Venerdì sera sono uscita da quell’incontro seriamente dispiaciuta. Mi sono sentita nei panni della studentessa che per mantenersi agli studi decide di sottoporsi a cicli estenuanti di stimolazioni ormonali (che provocano effetti collaterali a volte letali) solo per non pesare su una situazione familiare di povertà. Mi sono sentita nei panni della donna indiana che “affitta” il suo utero al miliardario di turno per poche centinaia di euro e deve staccarsi da quel bambino di cui sono stati un’unica cosa per nove mesi, nutrendosi, muovendosi, ascoltando battito cardiaco e voce, nel suo corpo. Ho sentito parlare della legge Scalfarotto che potrebbe mettere a tacere chi come me oserà pensare che tutte queste “conquiste” del progresso siano ingiuste, perchè con questo decreto chiunque oserà opporsi a tutto questo rischia il carcere fino a 6 anni e tutto ciò non è giusto, non è democratico!

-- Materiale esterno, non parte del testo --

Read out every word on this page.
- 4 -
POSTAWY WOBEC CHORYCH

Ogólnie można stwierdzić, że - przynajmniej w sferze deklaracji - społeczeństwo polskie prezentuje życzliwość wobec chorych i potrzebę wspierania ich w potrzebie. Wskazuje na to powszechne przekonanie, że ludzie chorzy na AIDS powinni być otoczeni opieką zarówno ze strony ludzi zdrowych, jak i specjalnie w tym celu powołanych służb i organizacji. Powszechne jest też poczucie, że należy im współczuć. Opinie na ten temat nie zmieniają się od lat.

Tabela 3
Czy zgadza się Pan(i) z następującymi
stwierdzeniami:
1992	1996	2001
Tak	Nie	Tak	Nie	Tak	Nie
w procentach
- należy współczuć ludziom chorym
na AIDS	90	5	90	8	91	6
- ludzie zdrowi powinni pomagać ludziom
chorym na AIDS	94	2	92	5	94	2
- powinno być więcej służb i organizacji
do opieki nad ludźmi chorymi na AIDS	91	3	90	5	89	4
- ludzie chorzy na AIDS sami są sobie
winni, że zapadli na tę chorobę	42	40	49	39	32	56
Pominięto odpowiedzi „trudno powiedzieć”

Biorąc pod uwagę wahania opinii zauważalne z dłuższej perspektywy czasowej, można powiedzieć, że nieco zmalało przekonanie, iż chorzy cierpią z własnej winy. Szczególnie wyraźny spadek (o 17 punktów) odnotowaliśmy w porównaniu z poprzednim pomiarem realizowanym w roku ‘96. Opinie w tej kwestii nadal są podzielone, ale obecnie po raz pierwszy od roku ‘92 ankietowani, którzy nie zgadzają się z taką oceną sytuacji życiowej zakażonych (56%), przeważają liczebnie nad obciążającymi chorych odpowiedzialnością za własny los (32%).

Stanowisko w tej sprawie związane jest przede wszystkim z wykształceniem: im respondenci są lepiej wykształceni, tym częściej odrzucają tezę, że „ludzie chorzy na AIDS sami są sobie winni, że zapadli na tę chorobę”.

L’altra sera sono tornata nella mia comoda casa, dalla mia famiglia con la rabbia di chi vede tutte queste ingiustizie e vede un mondo che tace, per schierarsi a difesa di diritti che sembrano somigliare più solo a dei desideri. No, non è questo il mondo che desidero per i miei figli, non è ad un mondo simile che vorrò consegnarli. Non possiamo fare tutto questo, non sulla pelle dei bambini non sulla pelle delle donne.